Compile an MPI program and observe what thread level is supported
You can find a scaffold for the code in the
content/code/day-4/00_threading-query
folder. A working solution is in the
solution
subfolder. Try to compile with:
mpicc -g -Wall -fopenmp -std=c11 threading-query.c -o threading-query
When you have the code compiling, try to run with:
mpiexec -np 2 ./threading-query
Use clues from the compiler and the comments in the code to change the code so it compiles and runs.
Solution
One series of correct calls is:
MPI_Is_thread_main(&is_master); /* ... */ required = MPI_THREAD_MULTIPLE; MPI_Init_thread(NULL, NULL, required, &provided); /* ... */ MPI_Query_thread(&provided_query); /* ... */
Which threading level to use?
If you’re not using threading, use MPI_THREAD_SINGLE
.
If you’re using fork-join parallelism, e.g. in the style of OpenMP,
use MPI_THREAD_FUNNELED
.
MPI_THREAD_SERIALIZED
can be optimal, but forces the programmer to
pay a lot more attention to manually ensuring that the promise to the
MPI runtime is honored.
If you’re using more complex forms of threading, it’s simplest to use
MPI_THREAD_MULTIPLE
. Be aware that this forces the MPI runtime to
be much more defensive about its internal data structures, and that
will cost you performance. That’s not going to be a relevant problem
until you reach your scaling limits. Get your code working correctly
first, then see if performance is not as good as you expect, and then
analyse if you can use a less costly MPI threading level.
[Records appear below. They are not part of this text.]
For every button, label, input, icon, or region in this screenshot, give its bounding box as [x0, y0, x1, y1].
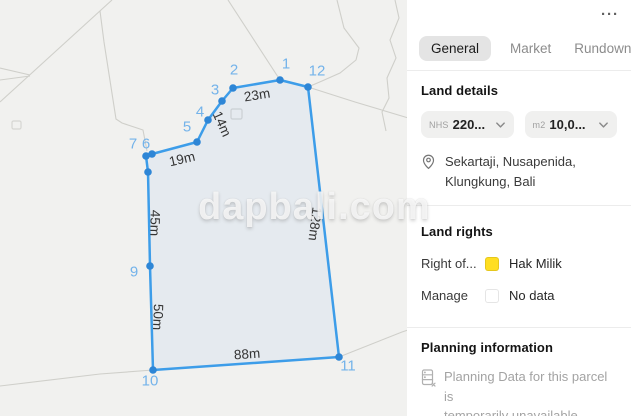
vertex-number-label: 10: [142, 373, 159, 390]
road-line: [308, 87, 415, 120]
right-of-value: Hak Milik: [509, 256, 562, 271]
building-footprint: [12, 121, 21, 129]
location-pin-icon: [421, 153, 436, 170]
vertex-number-label: 12: [309, 63, 326, 80]
parcel-vertex-dot: [218, 97, 226, 105]
planning-section: Planning information Planning Data for t…: [407, 328, 631, 416]
parcel-id-dropdown[interactable]: NHS 220...: [421, 111, 514, 138]
land-details-heading: Land details: [421, 83, 617, 98]
vertex-number-label: 2: [230, 62, 238, 79]
land-detail-chips: NHS 220... m2 10,0...: [421, 111, 617, 138]
area-label: m2: [533, 120, 546, 130]
details-panel: ··· General Market Rundown Land details …: [407, 0, 631, 416]
location-row: Sekartaji, Nusapenida, Klungkung, Bali: [421, 152, 617, 191]
planning-message-line2: temporarily unavailable: [444, 406, 617, 416]
location-line2: Klungkung, Bali: [445, 172, 576, 192]
vertex-number-label: 4: [196, 104, 204, 121]
planning-message: Planning Data for this parcel is tempora…: [444, 367, 617, 416]
road-line: [0, 370, 153, 386]
vertex-number-label: 7: [129, 136, 137, 153]
vertex-number-label: 9: [130, 264, 138, 281]
parcel-vertex-dot: [142, 152, 150, 160]
road-line: [0, 68, 30, 75]
road-line: [100, 11, 147, 151]
parcel-id-label: NHS: [429, 120, 449, 130]
app-window: 1234567910111223m14m19m45m50m88m128m dap…: [0, 0, 631, 416]
right-of-label: Right of...: [421, 256, 485, 271]
land-rights-section: Land rights Right of... Hak Milik Manage…: [407, 206, 631, 327]
location-line1: Sekartaji, Nusapenida,: [445, 152, 576, 172]
manage-value: No data: [509, 288, 555, 303]
manage-row: Manage No data: [421, 288, 617, 303]
parcel-vertex-dot: [204, 116, 212, 124]
tab-bar: General Market Rundown: [407, 0, 631, 61]
edge-length-label: 45m: [147, 210, 162, 237]
right-of-color-swatch: [485, 257, 499, 271]
area-dropdown[interactable]: m2 10,0...: [525, 111, 618, 138]
parcel-vertex-dot: [276, 76, 284, 84]
planning-message-line1: Planning Data for this parcel is: [444, 367, 617, 406]
vertex-number-label: 6: [142, 136, 150, 153]
manage-label: Manage: [421, 288, 485, 303]
right-of-row: Right of... Hak Milik: [421, 256, 617, 271]
planning-message-row: Planning Data for this parcel is tempora…: [421, 367, 617, 416]
chevron-down-icon: [495, 121, 506, 129]
planning-heading: Planning information: [421, 340, 617, 355]
parcel-vertex-dot: [144, 168, 152, 176]
land-rights-heading: Land rights: [421, 224, 617, 239]
vertex-number-label: 11: [340, 358, 356, 375]
tab-general[interactable]: General: [419, 36, 491, 61]
edge-length-label: 50m: [150, 304, 166, 331]
manage-color-swatch: [485, 289, 499, 303]
parcel-id-value: 220...: [453, 117, 489, 132]
parcel-vertex-dot: [304, 83, 312, 91]
tab-rundown[interactable]: Rundown: [570, 36, 631, 61]
edge-length-label: 88m: [233, 346, 260, 363]
tab-market[interactable]: Market: [506, 36, 555, 61]
land-details-section: Land details NHS 220... m2 10,0...: [407, 71, 631, 205]
more-options-icon: ···: [601, 6, 619, 23]
more-options-button[interactable]: ···: [601, 6, 619, 23]
road-line: [0, 0, 112, 102]
parcel-vertex-dot: [193, 138, 201, 146]
chevron-down-icon: [598, 121, 609, 129]
no-data-document-icon: [421, 369, 436, 387]
parcel-vertex-dot: [146, 262, 154, 270]
vertex-number-label: 3: [211, 82, 219, 99]
parcel-vertex-dot: [229, 84, 237, 92]
location-text: Sekartaji, Nusapenida, Klungkung, Bali: [445, 152, 576, 191]
road-line: [339, 330, 408, 357]
vertex-number-label: 1: [282, 56, 290, 73]
vertex-number-label: 5: [183, 119, 191, 136]
area-value: 10,0...: [549, 117, 592, 132]
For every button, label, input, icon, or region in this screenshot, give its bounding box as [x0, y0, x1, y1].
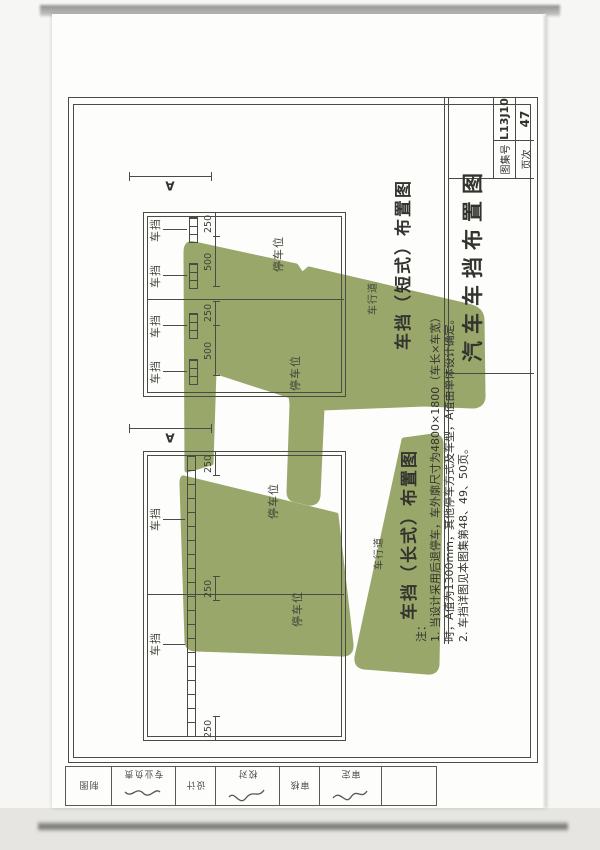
dim-a-letter: A [165, 430, 174, 444]
carstop-label: 车挡 [147, 218, 163, 242]
title-cell-left-border [448, 373, 534, 374]
dim-chain: 500 250 [215, 212, 216, 287]
stamp-cell-shending: 审定 [319, 767, 381, 805]
dim-value: 250 [203, 304, 214, 322]
carstop-block [189, 263, 198, 289]
carstop-leader [163, 371, 187, 372]
page-no-label: 页次 [516, 141, 534, 178]
carstop-leader [163, 325, 187, 326]
carstop-label: 车挡 [147, 507, 163, 531]
drawing-b-bay-divider [147, 594, 344, 595]
strip-top-line [444, 98, 445, 644]
dim-chain: 250 [215, 451, 216, 476]
drawing-sheet: 车挡 车挡 停车位 停车位 车行道 250 250 250 A 车挡（长式）布置… [68, 97, 538, 763]
carstop-block [189, 217, 198, 243]
stamp-label: 校对 [216, 767, 279, 783]
dim-value: 250 [203, 455, 214, 473]
stamp-cell-shenhe: 审核 [279, 767, 319, 805]
drawing-b-outline [143, 451, 346, 741]
dim-a-tick [129, 424, 130, 433]
stamp-label: 专业负责 [112, 767, 175, 783]
stamp-label: 审定 [320, 767, 381, 783]
stamp-label: 设计 [176, 778, 215, 794]
atlas-no-label: 图集号 [494, 141, 515, 178]
drawing-a-caption: 车挡（短式）布置图 [389, 179, 414, 350]
dim-a-tick [129, 172, 130, 181]
dim-a-tick [211, 172, 212, 181]
stamp-label: 制图 [66, 778, 111, 794]
dim-value: 250 [203, 215, 214, 233]
stamp-cell-zhuanye: 专业负责 [111, 767, 175, 805]
sheet-title: 汽车车挡布置图 [457, 166, 487, 362]
carstop-leader [163, 644, 185, 645]
page-no-value-text: 47 [518, 111, 532, 128]
dim-value: 500 [203, 342, 214, 360]
signature-scribble [320, 783, 381, 805]
dim-value: 250 [203, 720, 214, 738]
drawing-a-inner-line [147, 216, 342, 393]
strip-top-line-2 [448, 98, 449, 644]
lane-label: 车行道 [364, 282, 379, 315]
drawing-a-outline [143, 212, 346, 397]
dim-a-line [129, 176, 211, 177]
dim-value: 250 [203, 580, 214, 598]
dim-chain: 500 250 [215, 301, 216, 376]
signature-scribble [216, 783, 279, 805]
drawing-b-inner-line [147, 455, 342, 737]
carstop-label: 车挡 [147, 632, 163, 656]
carstop-leader [163, 229, 187, 230]
stamp-cell-sheji: 设计 [175, 767, 215, 805]
bay-label: 停车位 [289, 591, 305, 627]
stamp-cell-jiaodui: 校对 [215, 767, 279, 805]
dim-a-line [129, 428, 211, 429]
dim-chain: 250 [215, 716, 216, 741]
carstop-label: 车挡 [147, 264, 163, 288]
note-line-2: 时，A值为1300mm，其他停车方式及车型，A值由单体设计确定。 [443, 312, 457, 642]
signature-strip: 审定 审核 校对 设计 专业负责 制图 [65, 766, 437, 806]
note-line-1: 1. 当设计采用后退停车，车外廓尺寸为4800×1800（车长×车宽） [429, 312, 443, 642]
stamp-cell-zhitu: 制图 [66, 767, 111, 805]
carstop-block [189, 313, 198, 339]
scanned-atlas-page: { "colors": { "watermark": "#95a466", "l… [0, 0, 600, 850]
page-no-value: 47 [516, 98, 534, 140]
bay-label: 停车位 [287, 355, 303, 391]
carstop-label: 车挡 [147, 314, 163, 338]
page-no-label-text: 页次 [518, 150, 533, 170]
notes-heading: 注： [415, 312, 429, 642]
bay-label: 停车位 [265, 483, 281, 519]
dim-a-letter: A [165, 178, 174, 192]
drawing-b-long-carstop [187, 455, 196, 737]
dim-value: 500 [203, 253, 214, 271]
atlas-no-label-text: 图集号 [497, 145, 512, 175]
dim-a-tick [211, 424, 212, 433]
signature-scribble [112, 783, 175, 805]
stamp-cell-empty [381, 767, 436, 805]
atlas-no-value: L13J10 [494, 98, 515, 140]
carstop-leader [163, 275, 187, 276]
stamp-label [382, 789, 436, 805]
dim-chain: 250 [215, 576, 216, 601]
carstop-label: 车挡 [147, 360, 163, 384]
drawing-a-bay-divider [147, 299, 344, 300]
lane-label: 车行道 [370, 537, 385, 570]
carstop-leader [163, 519, 185, 520]
carstop-block [189, 359, 198, 385]
stamp-label: 审核 [280, 778, 319, 794]
atlas-no-value-text: L13J10 [498, 98, 511, 140]
bay-label: 停车位 [270, 236, 286, 272]
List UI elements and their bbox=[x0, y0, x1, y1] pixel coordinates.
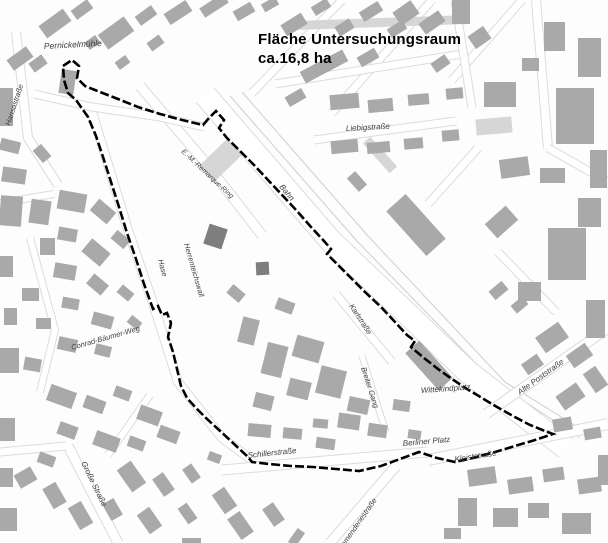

Calculating \(\pi\) with a hybrid MPI+OpenMP code
This example is based on the \(\pi\) computation exercise
(content/code/day-1/02_compute-pi
). You can find a scaffold for
the code in the content/code/day-4/10_integrate-pi
folder.
A working solution is in the solution
subfolder. Try to compile with:
mpicc -g -Wall -fopenmp -std=c11 pi-integration.c -o pi-integration
Use clues from the compiler and the comments in the code to change the code so it compiles and runs.
When you have the code compiled, try to run with:
export OMP_NUM_THREADS=2 mpiexec -np 2 ./pi-integration 10000000
Solution
One series of correct calls is:
/* ... */ int provided, required = MPI_THREAD_FUNNELED; MPI_Init_thread(NULL, NULL, required, &provided); /* ... */ if (required != provided) /* ... */ #pragma omp parallel for reduction(+:local_pi) /* ... */ MPI_Reduce(&local_pi, &global_pi, 1, MPI_DOUBLE, MPI_SUM, 0, comm); /* ... */
See also
Keypoints
MPI offers four levels of threading support, use the one that fits your needs.